MTA statement on challenge to title, description of MCAS graduation requirement initiative


Massachusetts Teachers Association President Max Page and Vice President Deb McCarthy, along with 64 other registered voters, today filed a brief in the state’s Supreme Judicial Court regarding a challenge to the Attorney General’s title and one-sentence description of the ballot question regarding high school graduation requirements. The MTA released the following statement after filing the brief:

The Massachusetts Teachers Association and coalition partners are seeking to replace the standardized, tenth-grade MCAS exam with certification by school districts that a student has mastered academic work aligned with state curriculum standards as the state’s requirement for high school graduation.

We are asking the court to change the title and wording of the ballot question so voters are clear that all students will be educated in accordance to state academic standards and that all students receiving a high school diploma have mastered a core group of skills and competencies aligned with those standards.

We are asking to replace the state’s high school graduation requirement with a more accurate measure of student competency, not to eliminate the competency requirement.

This ballot question will require school districts, for the first time, to determine that a particular student has demonstrated mastery of a common set of skills, competencies and knowledge by satisfactorily completing coursework that has been certified by the student’s district as showing mastery of the skills, competencies and knowledge contained in the state academic standards and curriculum frameworks. 

The Attorney General and Secretary of State’s proposed title and description of the effect of the ballot question fail to capture the scope of the initiative.

The members of the MTA were leaders in the establishment of rigorous, statewide academic standards. A standardized test is a poor tool for capturing the breadth and depth of student knowledge.

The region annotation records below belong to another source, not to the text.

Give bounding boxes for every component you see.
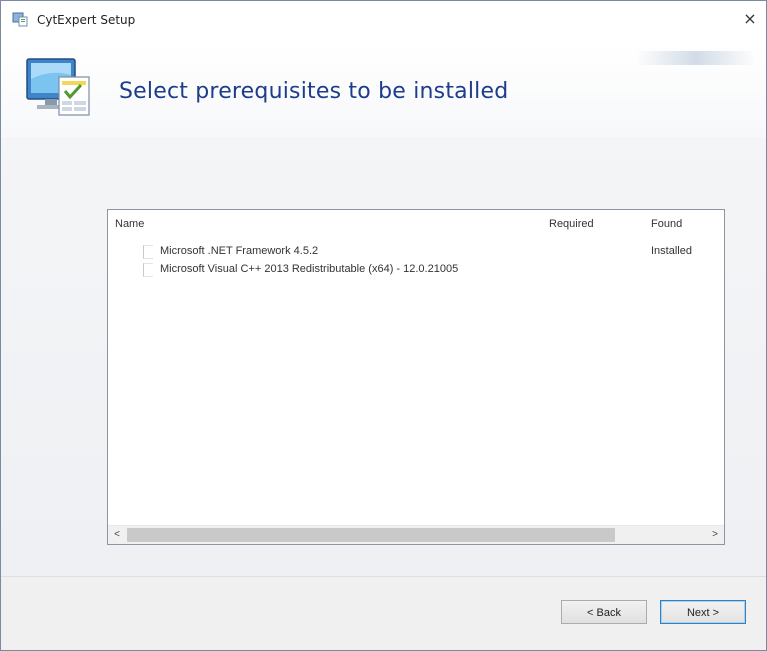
wizard-content: Name Required Found Microsoft .NET Frame… [1, 137, 766, 577]
prerequisite-found: Installed [651, 245, 692, 257]
scroll-thumb[interactable] [127, 528, 615, 542]
prerequisite-name: Microsoft .NET Framework 4.5.2 [160, 245, 319, 257]
column-header-required[interactable]: Required [549, 218, 594, 230]
header-decoration [636, 51, 756, 65]
list-item[interactable]: Microsoft .NET Framework 4.5.2 Installed [108, 243, 724, 259]
column-header-name[interactable]: Name [115, 218, 144, 230]
list-item[interactable]: Microsoft Visual C++ 2013 Redistributabl… [108, 261, 724, 277]
scroll-left-icon[interactable]: < [108, 526, 126, 544]
setup-window: CytExpert Setup × Select prerequisites t… [0, 0, 767, 651]
column-header-found[interactable]: Found [651, 218, 682, 230]
horizontal-scrollbar[interactable]: < > [108, 525, 724, 544]
next-button[interactable]: Next > [660, 600, 746, 624]
back-button[interactable]: < Back [561, 600, 647, 624]
wizard-footer: < Back Next > [1, 576, 766, 650]
setup-app-icon [12, 11, 28, 27]
wizard-header: Select prerequisites to be installed [1, 41, 766, 137]
prerequisite-name: Microsoft Visual C++ 2013 Redistributabl… [160, 263, 459, 275]
prerequisite-checkbox[interactable] [143, 263, 153, 277]
close-button[interactable]: × [738, 7, 762, 31]
prerequisite-checkbox[interactable] [143, 245, 153, 259]
installer-computer-icon [25, 55, 95, 119]
page-title: Select prerequisites to be installed [119, 79, 509, 104]
window-title: CytExpert Setup [37, 13, 136, 27]
list-header: Name Required Found [108, 210, 724, 234]
scroll-right-icon[interactable]: > [706, 526, 724, 544]
prerequisites-list[interactable]: Name Required Found Microsoft .NET Frame… [107, 209, 725, 545]
title-bar: CytExpert Setup × [1, 1, 766, 41]
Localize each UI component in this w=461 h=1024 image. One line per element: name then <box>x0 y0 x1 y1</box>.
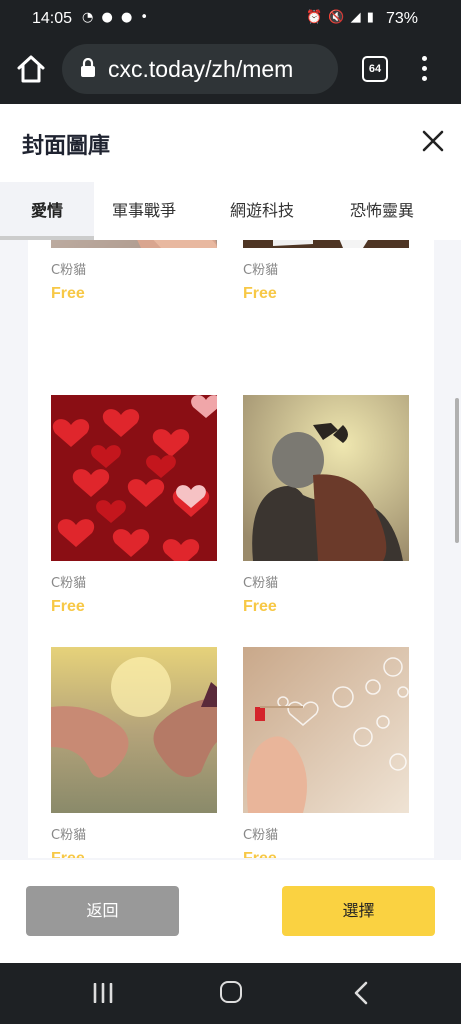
category-tabs: 愛情 軍事戰爭 網遊科技 恐怖靈異 <box>0 182 461 240</box>
dialog-title: 封面圖庫 <box>22 134 111 159</box>
cover-price: Free <box>243 598 277 615</box>
cover-image[interactable] <box>51 240 217 248</box>
lock-icon <box>81 58 95 77</box>
cover-author: C粉貓 <box>51 828 87 843</box>
back-nav-icon[interactable] <box>352 981 370 1005</box>
cover-price: Free <box>51 598 85 615</box>
cover-grid[interactable]: C粉貓 Free C粉貓 Free C粉貓 Free C粉貓 Free C粉貓 … <box>28 240 434 858</box>
cover-author: C粉貓 <box>51 576 87 591</box>
close-icon[interactable] <box>418 126 448 156</box>
cover-price: Free <box>243 285 277 302</box>
cover-author: C粉貓 <box>243 576 279 591</box>
dialog-header: 封面圖庫 <box>0 104 461 182</box>
cover-image[interactable] <box>243 395 409 561</box>
cover-author: C粉貓 <box>51 263 87 278</box>
url-text: cxc.today/zh/mem <box>108 56 294 82</box>
tab-label: 愛情 <box>30 201 63 220</box>
tab-horror[interactable]: 恐怖靈異 <box>350 182 414 240</box>
more-menu-icon[interactable] <box>414 54 434 84</box>
recent-apps-icon[interactable] <box>92 983 114 1003</box>
home-nav-icon[interactable] <box>220 981 242 1003</box>
cover-image[interactable] <box>51 395 217 561</box>
back-button[interactable]: 返回 <box>26 886 179 936</box>
system-nav-bar <box>0 963 461 1024</box>
tab-switcher-button[interactable]: 64 <box>362 56 388 82</box>
notification-icons: ◔ ● ● • <box>82 10 151 25</box>
dialog-footer: 返回 選擇 <box>0 860 461 963</box>
home-icon[interactable] <box>14 52 48 86</box>
battery-level: 73% <box>386 10 419 27</box>
cover-image[interactable] <box>243 240 409 248</box>
scrollbar[interactable] <box>455 398 459 543</box>
tab-military[interactable]: 軍事戰爭 <box>112 182 176 240</box>
address-bar[interactable]: cxc.today/zh/mem <box>62 44 338 94</box>
status-time: 14:05 <box>32 10 73 27</box>
tab-gaming-tech[interactable]: 網遊科技 <box>230 182 294 240</box>
cover-image[interactable] <box>243 647 409 813</box>
cover-author: C粉貓 <box>243 828 279 843</box>
system-icons: ⏰ 🔇 ◢ ▮ <box>306 10 375 25</box>
cover-author: C粉貓 <box>243 263 279 278</box>
cover-price: Free <box>51 850 85 858</box>
cover-price: Free <box>51 285 85 302</box>
tab-romance[interactable]: 愛情 <box>0 182 94 240</box>
status-bar: 14:05 ◔ ● ● • ⏰ 🔇 ◢ ▮ 73% <box>0 0 461 38</box>
browser-toolbar: cxc.today/zh/mem 64 <box>0 38 461 104</box>
cover-price: Free <box>243 850 277 858</box>
select-button[interactable]: 選擇 <box>282 886 435 936</box>
cover-image[interactable] <box>51 647 217 813</box>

Most other states with high-performing public schools have abandoned the use of standardized tests as graduation requirements. These high-stakes tests in Massachusetts each year prevent approximately 700 students who have otherwise met all other local graduation requirements from receiving a high school diploma.

We are asking the court to change the title and wording of the ballot question so voters are clear that all students will be educated in accordance to state academic standards and that all students receiving a high school diploma have mastered a core group of skills and competencies aligned with those standards.